Hate Story 2
Director: Vishal Pandya
Starring: Surveen Chawla, Sushant Singh, Jay Bhanushali
One star
A corrupt politician, an unyielding police officer, a pretty young thing, an ill-fated admirer and a Sunny Leone item number: the director Vishal Pandya's thriller Hate Story 2, which opened in the UAE on Thursday, has it all, and yet it fails to live up to the commercial or critical success of its 2012 prequel, Hate Story, directed by Vivek Agnihotri.
The film's racy trailer amassed 17 million views within just 10 days of its release and set up expectations that were dismally shattered upon the film's release. For starters, the very bits that racked up the views for the trailer were deemed objectionable by the Indian censor boards and didn't make the final cut. Depending on which version you get a hold of, you might not even be able to catch the second-biggest thing this film had going for it: the Sunny Leone item number Pink Lips.
The premise of the film is the vendetta of a woman wronged. Sonika, played by Surveen Chawla (well-known as Charu Sinha from the TV series Kahiin to Hoga), is the unwilling mistress of the corrupt politician Mandar Mhatre (Sushant Singh). Also a keen photography student, she falls in love with her classmate Akshay (Jay Bhanushali). No prizes for guessing why the two lovebirds cannot be together. Throw in a tenacious cop and a dutiful wife (Mhatre's) and you have a seriously confused storyline.
Jumping between Mumbai and Goa, the story comes to its climactic end where the corrupt politician, his ex-mistress and his wife are in a room alone and someone must die. The scene might have been effective had its build-up not been so farcical.
There is practically no character development. One is left guessing how Sonika and Akshay fall in love, or how Sonika goes from being the politician's helpless mistress to more like Uma Thurman in Kill Bill. A far cry from Rekha's Aarti in 1988's Khoon Bhari Maang (arguably Bollywood's best female-centric revenge thriller to date), where the transformation was hair-raisingly real, Sonika is shown suffering from debilitating muscle spasms one moment and going on a murderous revenge rampage the next.

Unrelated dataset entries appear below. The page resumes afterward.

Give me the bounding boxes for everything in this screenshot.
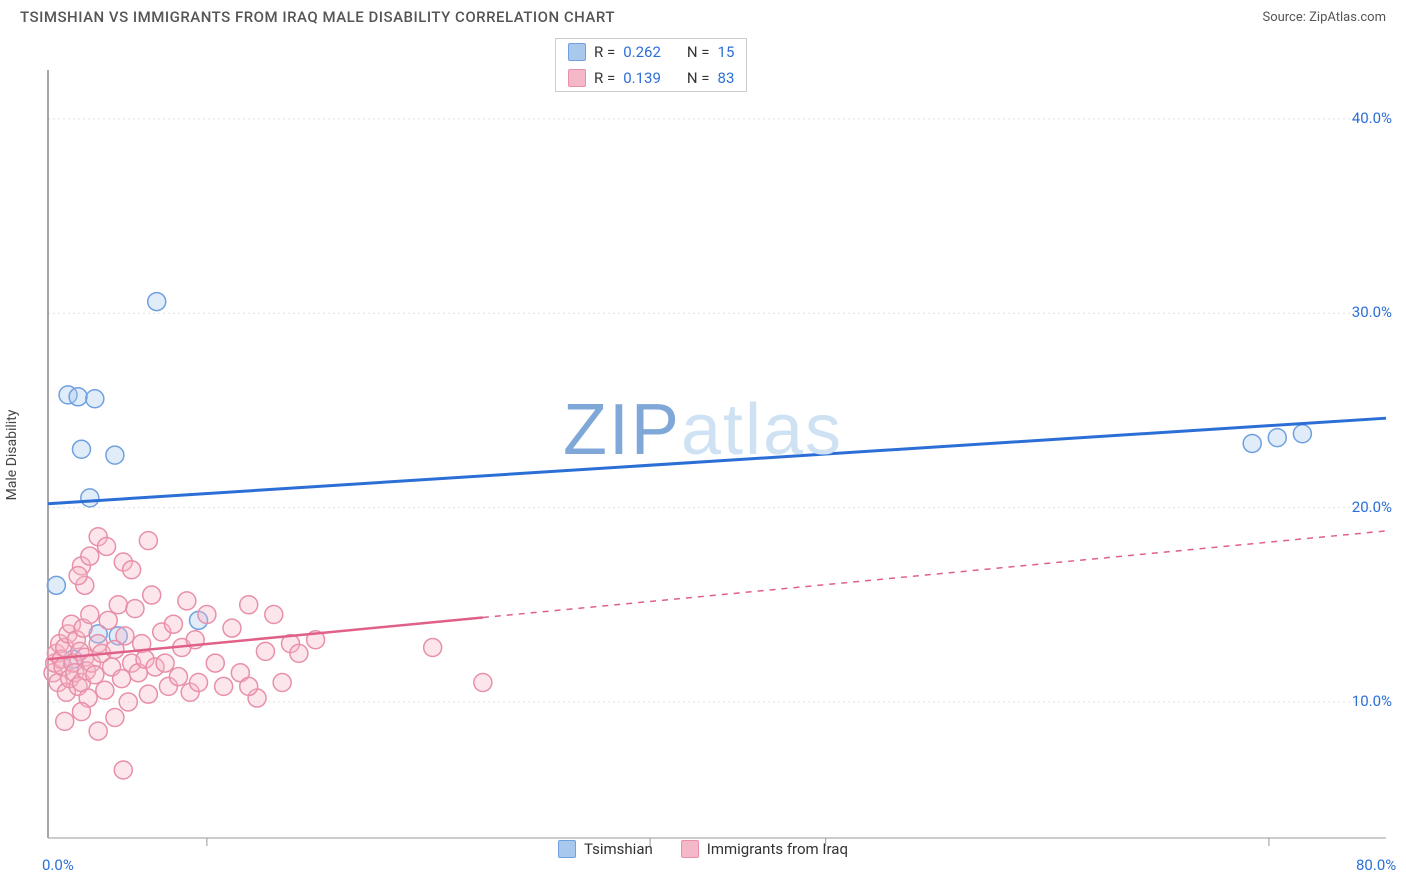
legend-label: Immigrants from Iraq bbox=[707, 840, 848, 858]
n-value: 15 bbox=[718, 43, 735, 61]
series-swatch bbox=[568, 43, 586, 61]
series-legend: Tsimshian Immigrants from Iraq bbox=[558, 840, 848, 858]
chart-area: Male Disability ZIPatlas R =0.262N =15R … bbox=[0, 30, 1406, 880]
y-tick-label: 40.0% bbox=[1352, 109, 1392, 127]
x-tick-label: 80.0% bbox=[1356, 856, 1396, 874]
n-value: 83 bbox=[718, 69, 735, 87]
y-axis-label: Male Disability bbox=[4, 410, 20, 501]
r-value: 0.139 bbox=[623, 69, 661, 87]
stats-row: R = 0.262 N = 15 bbox=[556, 39, 746, 65]
stats-row: R = 0.139 N = 83 bbox=[556, 65, 746, 91]
x-tick-label: 0.0% bbox=[42, 856, 74, 874]
series-swatch bbox=[568, 69, 586, 87]
source-credit: Source: ZipAtlas.com bbox=[1262, 10, 1386, 25]
header-bar: TSIMSHIAN VS IMMIGRANTS FROM IRAQ MALE D… bbox=[0, 0, 1406, 30]
chart-title: TSIMSHIAN VS IMMIGRANTS FROM IRAQ MALE D… bbox=[20, 8, 615, 26]
y-tick-label: 30.0% bbox=[1352, 303, 1392, 321]
series-swatch bbox=[558, 840, 576, 858]
n-label: N = bbox=[687, 43, 710, 61]
scatter-plot-svg bbox=[0, 30, 1406, 880]
stats-legend: R = 0.262 N = 15 R = 0.139 N = 83 bbox=[555, 38, 747, 92]
legend-item: Immigrants from Iraq bbox=[681, 840, 848, 858]
n-label: N = bbox=[687, 69, 710, 87]
series-swatch bbox=[681, 840, 699, 858]
y-tick-label: 20.0% bbox=[1352, 498, 1392, 516]
r-value: 0.262 bbox=[623, 43, 661, 61]
y-tick-label: 10.0% bbox=[1352, 692, 1392, 710]
legend-label: Tsimshian bbox=[584, 840, 653, 858]
legend-item: Tsimshian bbox=[558, 840, 653, 858]
r-label: R = bbox=[594, 69, 615, 87]
r-label: R = bbox=[594, 43, 615, 61]
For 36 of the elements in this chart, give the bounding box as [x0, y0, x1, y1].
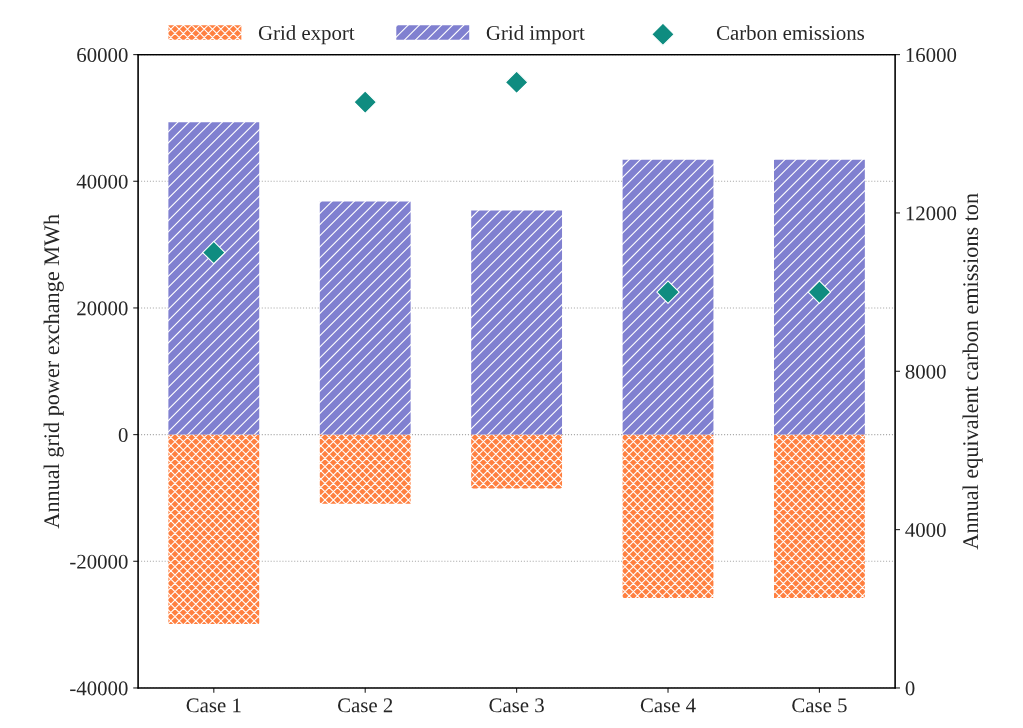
bar: [774, 434, 865, 599]
y2-tick-label: 0: [905, 681, 915, 696]
y-tick-label: 40000: [76, 174, 128, 189]
x-tick-label: Case 3: [489, 698, 544, 713]
bar: [319, 201, 411, 435]
y-tick-label: 20000: [77, 301, 128, 316]
x-tick-label: Case 4: [640, 698, 696, 713]
x-tick-label: Case 2: [338, 698, 393, 713]
x-tick-label: Case 5: [792, 698, 847, 713]
y2-tick-label: 12000: [906, 206, 957, 221]
legend-label: Carbon emissions: [716, 25, 865, 40]
bar: [168, 122, 260, 435]
y-tick-label: -40000: [70, 681, 128, 696]
bar: [168, 434, 260, 624]
point: [353, 90, 377, 114]
y2-tick-label: 16000: [906, 47, 957, 63]
point: [504, 70, 529, 95]
bar: [319, 434, 411, 504]
point: [202, 240, 226, 265]
y2-axis-title: Annual equivalent carbon emissions ton: [962, 193, 983, 550]
bar: [471, 210, 563, 435]
bar: [622, 434, 714, 599]
bar: [622, 159, 714, 435]
point: [807, 280, 832, 304]
x-tick-label: Case 1: [186, 698, 241, 713]
legend-label: Grid export: [258, 25, 355, 45]
y-tick-label: 0: [118, 427, 128, 443]
y-tick-label: -20000: [70, 554, 128, 569]
y2-tick-label: 4000: [905, 522, 946, 538]
bar: [774, 159, 865, 435]
point: [656, 280, 680, 304]
bar: [471, 434, 563, 489]
y-axis-title: Annual grid power exchange MWh: [43, 214, 64, 529]
y-tick-label: 60000: [77, 47, 128, 63]
legend-label: Grid import: [486, 25, 585, 45]
y2-tick-label: 8000: [905, 364, 946, 379]
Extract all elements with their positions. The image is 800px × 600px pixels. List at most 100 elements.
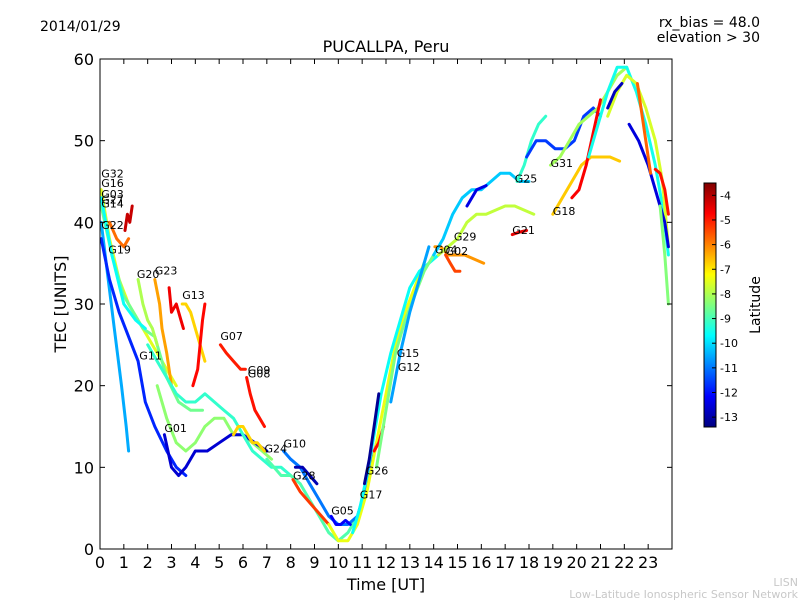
tec-series-30 xyxy=(444,253,462,273)
satellite-label: G16 xyxy=(101,177,124,190)
x-tick-label: 7 xyxy=(262,553,272,572)
rx-bias-label: rx_bias = 48.0 xyxy=(659,15,760,31)
tec-series-13 xyxy=(162,433,269,477)
tec-series-17 xyxy=(232,425,266,453)
x-tick-label: 6 xyxy=(238,553,248,572)
tec-series-7 xyxy=(136,278,159,347)
satellite-label: G28 xyxy=(293,470,316,483)
y-tick-label: 30 xyxy=(74,295,94,314)
satellite-label: G15 xyxy=(397,347,420,360)
satellite-label: G17 xyxy=(360,488,383,501)
colorbar-tick-label: -8 xyxy=(720,288,731,301)
tec-series-4 xyxy=(99,196,147,330)
satellite-label: G05 xyxy=(331,505,354,518)
tec-series-9 xyxy=(167,286,185,330)
x-axis-label: Time [UT] xyxy=(346,575,425,594)
tec-series-20 xyxy=(293,465,319,486)
y-tick-label: 10 xyxy=(74,458,94,477)
satellite-label: G07 xyxy=(220,330,243,343)
x-tick-label: 3 xyxy=(166,553,176,572)
tec-series-19 xyxy=(282,441,378,526)
satellite-label: G08 xyxy=(248,368,271,381)
x-tick-label: 10 xyxy=(328,553,348,572)
x-tick-label: 0 xyxy=(95,553,105,572)
tec-series-28 xyxy=(389,245,431,404)
satellite-label: G22 xyxy=(101,219,124,232)
tec-series-43 xyxy=(627,122,670,249)
credit-short: LISN xyxy=(773,576,798,589)
satellite-label: G13 xyxy=(182,289,205,302)
x-tick-label: 9 xyxy=(309,553,319,572)
y-axis-label: TEC [UNITS] xyxy=(51,256,70,354)
date-label: 2014/01/29 xyxy=(40,19,121,35)
tec-series-45 xyxy=(653,167,670,216)
y-tick-label: 50 xyxy=(74,132,94,151)
x-axis: 0 1 2 3 4 5 6 7 8 9 10 11 12 13 14 15 16 17 18 19 20 21 22 23 xyxy=(95,59,658,572)
x-tick-label: 1 xyxy=(119,553,129,572)
tec-series-23 xyxy=(327,261,426,543)
tec-series-5 xyxy=(108,220,131,249)
tec-series-35 xyxy=(515,114,548,183)
x-tick-label: 19 xyxy=(543,553,563,572)
colorbar-ticks: -4 -5 -6 -7 -8 -9 -10 -11 -12 -13 xyxy=(712,189,738,424)
y-tick-label: 40 xyxy=(74,213,94,232)
colorbar-tick-label: -11 xyxy=(720,362,738,375)
tec-series-27 xyxy=(375,253,436,469)
x-tick-label: 15 xyxy=(447,553,467,572)
x-tick-label: 17 xyxy=(495,553,515,572)
colorbar-tick-label: -9 xyxy=(720,313,731,326)
colorbar-label: Latitude xyxy=(748,276,764,334)
x-tick-label: 23 xyxy=(638,553,658,572)
satellite-labels: G32G16G03G27G14G22G19G20G23G13G11G07G09G… xyxy=(101,157,575,518)
colorbar xyxy=(703,182,717,428)
satellite-label: G31 xyxy=(551,157,574,170)
tec-series-31 xyxy=(432,171,531,257)
satellite-label: G20 xyxy=(137,268,160,281)
tec-series-46 xyxy=(658,204,670,306)
colorbar-tick-label: -12 xyxy=(720,386,738,399)
tec-series-21 xyxy=(291,478,331,526)
satellite-label: G27 xyxy=(101,194,124,207)
chart-title: PUCALLPA, Peru xyxy=(323,37,450,56)
tec-series-44 xyxy=(635,82,653,175)
elevation-label: elevation > 30 xyxy=(657,30,760,46)
colorbar-tick-label: -13 xyxy=(720,411,738,424)
tec-series-15 xyxy=(218,343,247,371)
satellite-label: G03 xyxy=(101,188,124,201)
satellite-label: G29 xyxy=(454,230,477,243)
x-tick-label: 22 xyxy=(614,553,634,572)
satellite-label: G24 xyxy=(265,443,288,456)
tec-series-42 xyxy=(606,82,624,110)
satellite-label: G23 xyxy=(155,265,178,278)
tec-series-3 xyxy=(99,237,188,477)
tec-series-6 xyxy=(123,204,134,232)
x-tick-label: 5 xyxy=(214,553,224,572)
tec-series-39 xyxy=(570,98,602,200)
y-tick-label: 0 xyxy=(84,540,94,559)
colorbar-tick-label: -10 xyxy=(720,337,738,350)
tec-series-32 xyxy=(436,204,536,257)
satellite-label: G02 xyxy=(446,245,469,258)
satellite-label: G26 xyxy=(366,465,389,478)
tec-series-8 xyxy=(153,278,173,388)
satellite-label: G14 xyxy=(101,198,124,211)
y-axis: 0 10 20 30 40 50 60 xyxy=(74,50,672,559)
tec-series-14 xyxy=(146,343,293,477)
x-tick-label: 20 xyxy=(566,553,586,572)
satellite-label: G10 xyxy=(284,438,307,451)
colorbar-tick-label: -4 xyxy=(720,189,731,202)
satellite-label: G09 xyxy=(248,364,271,377)
satellite-label: G19 xyxy=(108,243,131,256)
tec-series-11 xyxy=(191,302,207,388)
colorbar-tick-label: -7 xyxy=(720,263,731,276)
satellite-label: G18 xyxy=(553,205,576,218)
x-tick-label: 8 xyxy=(286,553,296,572)
x-tick-label: 18 xyxy=(519,553,539,572)
x-tick-label: 2 xyxy=(143,553,153,572)
series-layer xyxy=(99,65,670,543)
tec-series-33 xyxy=(465,184,488,208)
y-tick-label: 20 xyxy=(74,377,94,396)
tec-series-37 xyxy=(549,65,629,167)
tec-series-18 xyxy=(265,457,359,543)
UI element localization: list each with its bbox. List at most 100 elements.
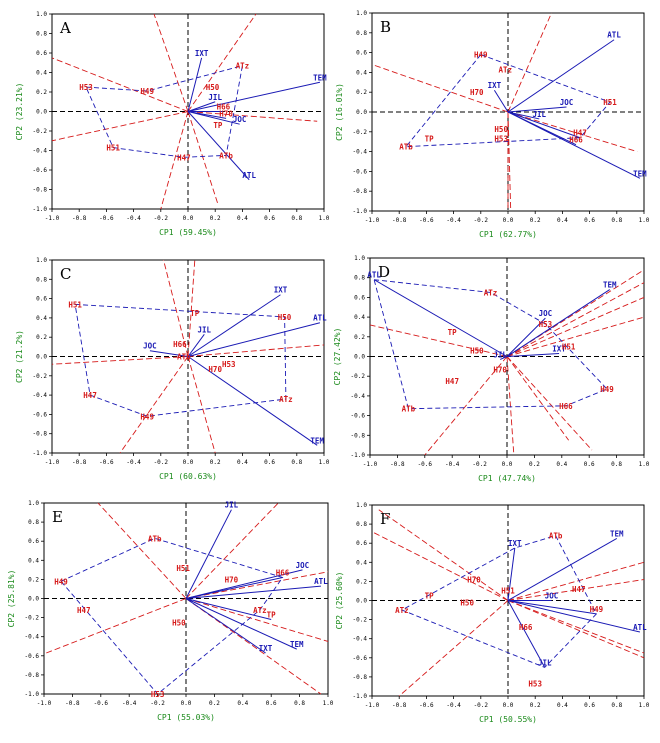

That the lead actors are not A-listers did the film no favours. Despite their acting prowess on TV, it is obvious that Chawla and Bhanushali have some way to go before they become compelling Bollywood leads.
The soundtrack could have been the film's saving grace, but it wasn't. But not for lack of effort on the production team's part. They did their very best by including both an item number and a Bollywood reprise, but neither hit the mark. The reprise is not impressive as a track and is filmed somewhat awkwardly. Sunny Leone's Pink Lips is choreographed and filmed quite well, but its random insertion into the storyline gives the impression of the director and producers grasping at straws.
Bollywood is certainly capable of making a good thriller, but this is not one of them.